Results and Discussion
General genome analyses
The cpGenome of Etl. pomquetensis is presented as an incomplete circle, because attempts to close the gap between the 16S rRNA gene and the protein coding gene psaC were unsuccessful, even with long range approaches. Thus, the cpGenome contained at least 130,561 bp, which is twice the size of Eutreptiella gymnastica with 67,622 bp (Hrdá et al., 2012) and Eutreptia viridis with 65,523 bp (Wiegert, Bennett & Triemer, 2012). The new cpGenome resembled the members of the Euglenales E. gracilis var. bacillaris (132,034 bp) and C. vesiculosum (128,892 bp, Table S1) in size. The content of genes was similar to those of other phototrophic euglenoids and reduced as compared to P. parkeae (Turmel et al., 2009) or Ostreococcus tauri (Robbens et al., 2007). The organization of the whole genome, however, resembled those of higher plants and algae (Cattolico et al., 2008; Lemieux, Otis & Turmel, 2007; Ravi et al., 2008; Robbens et al., 2007; Turmel et al., 2009) more than other euglenoids. The genome was composed of a large single copy region (LSC 80,941 bp), a small single copy region (SSC 39,856 bp) and two inverted repeats (IR) containing the rRNA genes in a way similar to O. tauri, but different in gene content (Figs. 1A & 1B).

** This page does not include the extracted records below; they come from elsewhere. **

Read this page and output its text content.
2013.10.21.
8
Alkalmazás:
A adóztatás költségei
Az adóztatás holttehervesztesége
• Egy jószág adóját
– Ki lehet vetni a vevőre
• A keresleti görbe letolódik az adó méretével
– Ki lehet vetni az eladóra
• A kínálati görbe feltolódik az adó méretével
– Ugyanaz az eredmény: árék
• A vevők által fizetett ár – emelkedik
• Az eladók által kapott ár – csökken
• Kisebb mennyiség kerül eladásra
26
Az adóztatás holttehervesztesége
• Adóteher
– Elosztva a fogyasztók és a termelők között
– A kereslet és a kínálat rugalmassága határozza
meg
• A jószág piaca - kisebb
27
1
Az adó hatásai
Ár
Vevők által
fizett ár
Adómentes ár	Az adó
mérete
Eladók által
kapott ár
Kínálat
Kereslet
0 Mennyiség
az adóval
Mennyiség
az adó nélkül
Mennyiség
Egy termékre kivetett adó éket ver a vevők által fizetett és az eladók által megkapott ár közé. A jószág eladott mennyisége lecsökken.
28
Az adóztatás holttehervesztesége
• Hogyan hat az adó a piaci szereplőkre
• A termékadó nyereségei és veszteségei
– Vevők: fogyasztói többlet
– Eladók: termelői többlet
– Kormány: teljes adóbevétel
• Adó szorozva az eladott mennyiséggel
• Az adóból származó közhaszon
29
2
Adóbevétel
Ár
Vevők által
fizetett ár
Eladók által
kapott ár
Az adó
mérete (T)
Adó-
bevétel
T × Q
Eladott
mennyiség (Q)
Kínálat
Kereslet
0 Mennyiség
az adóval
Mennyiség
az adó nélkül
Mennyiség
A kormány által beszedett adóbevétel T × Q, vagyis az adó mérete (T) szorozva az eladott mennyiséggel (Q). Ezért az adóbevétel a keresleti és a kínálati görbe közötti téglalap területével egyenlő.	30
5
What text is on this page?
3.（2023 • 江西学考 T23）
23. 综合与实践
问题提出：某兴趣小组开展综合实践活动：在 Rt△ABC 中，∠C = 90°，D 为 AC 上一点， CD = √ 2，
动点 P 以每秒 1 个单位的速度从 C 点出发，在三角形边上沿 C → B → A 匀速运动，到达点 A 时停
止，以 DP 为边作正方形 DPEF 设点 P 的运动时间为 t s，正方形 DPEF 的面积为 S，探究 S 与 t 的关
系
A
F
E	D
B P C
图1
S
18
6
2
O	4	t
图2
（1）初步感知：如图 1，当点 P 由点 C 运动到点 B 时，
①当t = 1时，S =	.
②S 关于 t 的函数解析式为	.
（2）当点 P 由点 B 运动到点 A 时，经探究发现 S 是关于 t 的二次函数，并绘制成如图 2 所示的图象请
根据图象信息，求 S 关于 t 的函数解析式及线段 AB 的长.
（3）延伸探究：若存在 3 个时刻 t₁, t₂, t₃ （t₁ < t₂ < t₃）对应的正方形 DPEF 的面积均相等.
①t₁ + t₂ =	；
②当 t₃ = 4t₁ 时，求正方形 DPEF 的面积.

In the cpGenome of P. parkeae, the putative chloroplast donor for euglenoids, the organization is very much alike, but lacks the 5S rRNA in both inverted repeats. However, the possibility of non-recognition of the sequence as described by Turmel et al. (2009) still has to be considered. The fact that one operon was localized on the positive and one on the negative strand points at another similarity between the green algae P. parkeae, O.tauri and Etl. pomquetensi s. In the close relative Etl. gymnastica, the rRNA operon consisted of two incomplete copies, without a 5S rRNA, as in P. parkeae, but additionally one operon was divided into two parts separated by parts of the LSC (Hrdá et al., 2012, Fig. 1C). The G+C base composition of 35.1% again resembled that of Etl. gymnastica and P. parkeae and was higher than that of Et. viridis with 28.6% (Table S1).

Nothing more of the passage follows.